I’ve been digging into this a little more, and I think Mailjet is messing with the outgoing email for the start of the thread. I applied this patch:

diff --git a/lib/email/sender.rb b/lib/email/sender.rb
index 08e141a..be770dd 100644
--- a/lib/email/sender.rb
+++ b/lib/email/sender.rb
@@ -79,29 +79,34 @@ module Email
         topic = Topic.find_by(id: topic_id)
         first_post = topic.ordered_posts.first
 
-        topic_message_id = first_post.incoming_email&.message_id.present? ?
-          "<#{first_post.incoming_email.message_id}>" :
-          "<topic/#{topic_id}@#{host}>"
+        topic_message_id = "<topic/#{topic_id}@#{host}>"
 
-        post_message_id = post.incoming_email&.message_id.present? ?
-          "<#{post.incoming_email.message_id}>" :
-          "<topic/#{topic_id}/#{post_id}@#{host}>"
+        post_message_id = "<topic/#{topic_id}/#{post_id}@#{host}>"
 
         referenced_posts = Post.includes(:incoming_email)
           .where(id: PostReply.where(reply_id: post_id).select(:post_id))
           .order(id: :desc)
 
         referenced_post_message_ids = referenced_posts.map do |post|
-          if post.incoming_email&.message_id.present?
-            "<#{post.incoming_email.message_id}>"
-          else
           if post.post_number == 1
             "<topic/#{topic_id}@#{host}>"
           else
             "<topic/#{topic_id}/#{post.id}@#{host}>"
           end
         end
-        end
+
+       # Debugging
+       Rails.logger.info("Greg: " + topic_message_id)
+       Rails.logger.info("Greg: " + post_message_id)
+       Rails.logger.info("Greg: " + referenced_post_message_ids.join(','))
 
         # https://www.ietf.org/rfc/rfc2822.txt
         if post.post_number == 1

So, my debugging shows that the outgoing email does have <topic/7484@myinstance.org> as the message ID, but the one that lands in my inbox has ID uuid@mailjet.com. Not sure why that’s happening, but I’ll open a ticket with mailjet and check. If I can’t resolve it, then hacking the topic into References may be my only option.

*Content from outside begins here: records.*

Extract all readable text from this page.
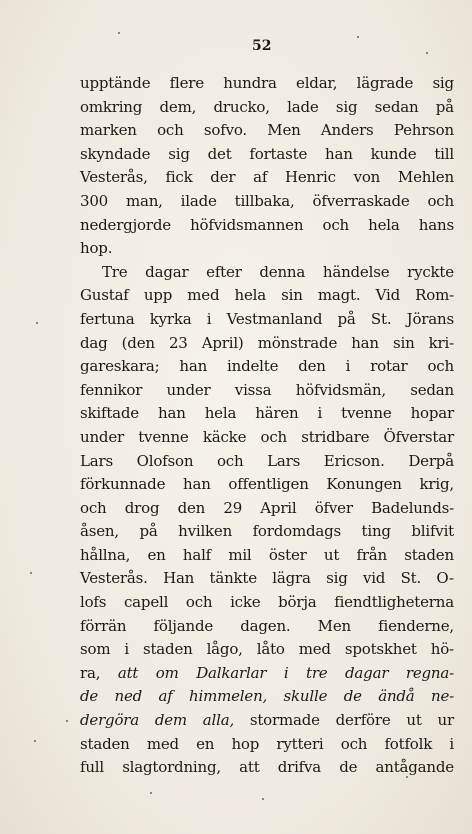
52
upptände flere hundra eldar, lägrade sig
omkring dem, drucko, lade sig sedan på
marken och sofvo. Men Anders Pehrson
skyndade sig det fortaste han kunde till
Vesterås, fick der af Henric von Mehlen
300 man, ilade tillbaka, öfverraskade och
nedergjorde höfvidsmannen och hela hans
hop.
Tre dagar efter denna händelse ryckte
Gustaf upp med hela sin magt. Vid Rom-
fertuna kyrka i Vestmanland på St. Jörans
dag (den 23 April) mönstrade han sin kri-
gareskara; han indelte den i rotar och
fennikor under vissa höfvidsmän, sedan
skiftade han hela hären i tvenne hopar
under tvenne käcke och stridbare Öfverstar
Lars Olofson och Lars Ericson. Derpå
förkunnade han offentligen Konungen krig,
och drog den 29 April öfver Badelunds-
åsen, på hvilken fordomdags ting blifvit
hållna, en half mil öster ut från staden
Vesterås. Han tänkte lägra sig vid St. O-
lofs capell och icke börja fiendtligheterna
förrän följande dagen. Men fienderne,
som i staden lågo, låto med spotskhet hö-
ra, att om Dalkarlar i tre dagar regna-
de ned af himmelen, skulle de ändå ne-
dergöra dem alla, stormade derföre ut ur
staden med en hop rytteri och fotfolk i
full slagtordning, att drifva de antågande
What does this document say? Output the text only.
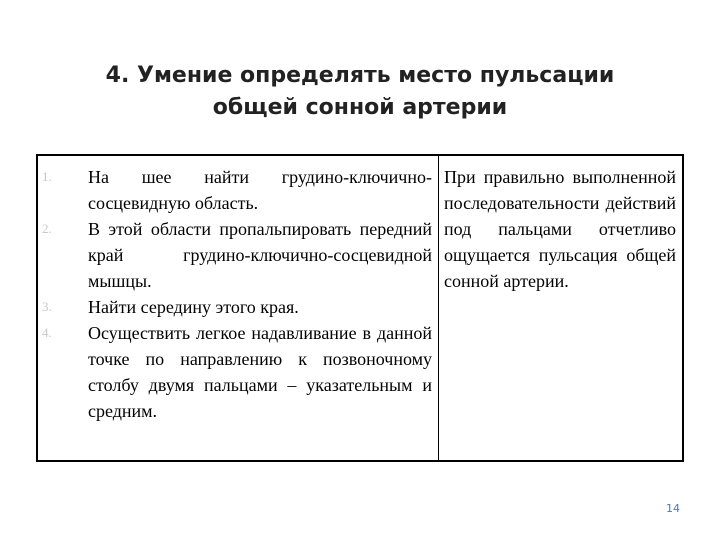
4. Умение определять место пульсации
общей сонной артерии
1.	На шее найти грудино-ключично-сосцевидную область.
2.	В этой области пропальпировать передний край грудино-ключично-сосцевидной мышцы.
3.	Найти середину этого края.
4.	Осуществить легкое надавливание в данной точке по направлению к позвоночному столбу двумя пальцами – указательным и средним.

При правильно выполненной последовательности действий под пальцами отчетливо ощущается пульсация общей сонной артерии.

14
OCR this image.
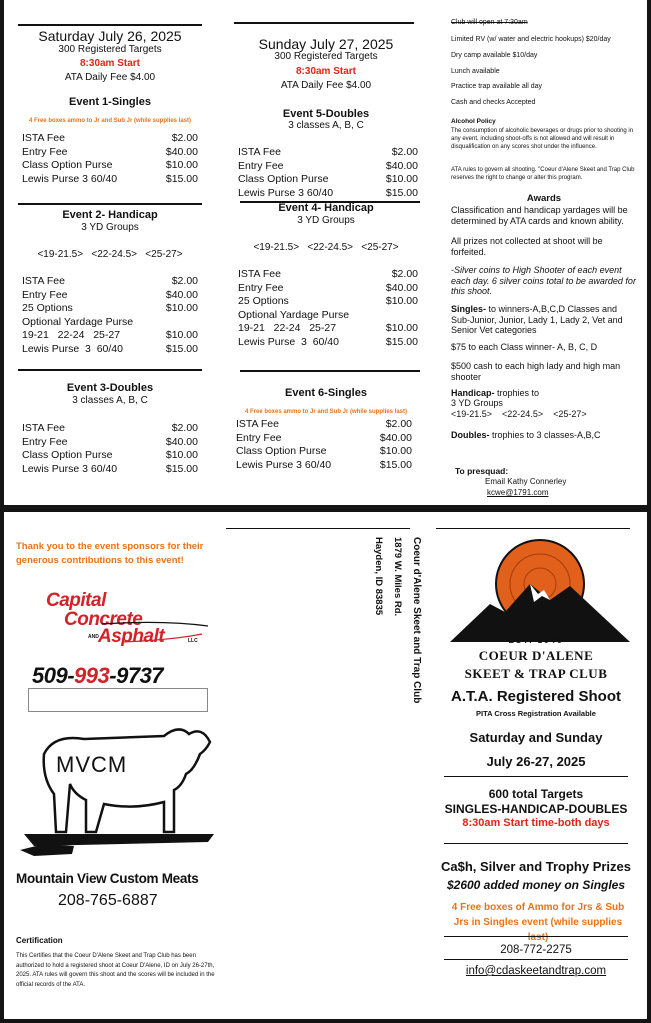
Saturday July 26, 2025
300 Registered Targets
8:30am Start
ATA Daily Fee $4.00
Event 1-Singles
4 Free boxes ammo to Jr and Sub Jr (while supplies last)
ISTA Fee	$2.00
Entry Fee	$40.00
Class Option Purse	$10.00
Lewis Purse 3 60/40	$15.00
Event 2- Handicap
3 YD Groups
<19-21.5>   <22-24.5>   <25-27>
ISTA Fee	$2.00
Entry Fee	$40.00
25 Options	$10.00
Optional Yardage Purse
19-21   22-24   25-27	$10.00
Lewis Purse  3  60/40	$15.00
Event 3-Doubles
3 classes A, B, C
ISTA Fee	$2.00
Entry Fee	$40.00
Class Option Purse	$10.00
Lewis Purse 3 60/40	$15.00
Sunday July 27, 2025
300 Registered Targets
8:30am Start
ATA Daily Fee $4.00
Event 5-Doubles
3 classes A, B, C
ISTA Fee	$2.00
Entry Fee	$40.00
Class Option Purse	$10.00
Lewis Purse 3 60/40	$15.00
Event 4- Handicap
3 YD Groups
<19-21.5>   <22-24.5>   <25-27>
ISTA Fee	$2.00
Entry Fee	$40.00
25 Options	$10.00
Optional Yardage Purse
19-21   22-24   25-27	$10.00
Lewis Purse  3  60/40	$15.00
Event 6-Singles
4 Free boxes ammo to Jr and Sub Jr (while supplies last)
ISTA Fee	$2.00
Entry Fee	$40.00
Class Option Purse	$10.00
Lewis Purse 3 60/40	$15.00
Club will open at 7:30am
Limited RV (w/ water and electric hookups) $20/day
Dry camp available $10/day
Lunch available
Practice trap available all day
Cash and checks Accepted
Alcohol Policy
The consumption of alcoholic beverages or drugs prior to shooting in any event, including shoot-offs is not allowed and will result in disqualification on any scores shot under the influence.
ATA rules to govern all shooting. "Coeur d'Alene Skeet and Trap Club reserves the right to change or alter this program.
Awards
Classification and handicap yardages will be determined by ATA cards and known ability.
All prizes not collected at shoot will be forfeited.
-Silver coins to High Shooter of each event each day. 6 silver coins total to be awarded for this shoot.
Singles- to winners-A,B,C,D Classes and Sub-Junior, Junior, Lady 1, Lady 2, Vet and Senior Vet categories
$75 to each Class winner- A, B, C, D
$500 cash to each high lady and high man shooter
Handicap- trophies to
3 YD Groups
<19-21.5>    <22-24.5>    <25-27>
Doubles- trophies to 3 classes-A,B,C
To presquad:
Email Kathy Connerley
kcwe@1791.com
Thank you to the event sponsors for their generous contributions to this event!
Capital
Concrete
AND Asphalt	LLC
509-993-9737
MVCM
Mountain View Custom Meats
208-765-6887
Certification
This Certifies that the Coeur D'Alene Skeet and Trap Club has been authorized to hold a registered shoot at Coeur D'Alene, ID on July 26-27th, 2025. ATA rules will govern this shoot and the scores will be included in the official records of the ATA.
Coeur d'Alene Skeet and Trap Club
1879 W. Miles Rd.
Hayden, ID 83835
EST. 1946
COEUR D'ALENE
SKEET & TRAP CLUB
A.T.A. Registered Shoot
PITA Cross Registration Available
Saturday and Sunday
July 26-27, 2025
600 total Targets
SINGLES-HANDICAP-DOUBLES
8:30am Start time-both days
Ca$h, Silver and Trophy Prizes
$2600 added money on Singles
4 Free boxes of Ammo for Jrs & Sub Jrs in Singles event (while supplies last)
208-772-2275
info@cdaskeetandtrap.com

Any ideas for other debugging I might need to do are gratefully received :wink:


(Greg) #5

Confirmed, here’s my reply from Mailjet:

I have checked with our Technical team level 2 about this and unfortunately, it’s impossible to change this rewriting message ID since this is how the system works when you send through us.

I’ve rebuilt the main app with Mailgun SMTP credentials and the headers are fine now. Sorry for the noise - but this might be a useful heads up for any one else on a Mailjet account.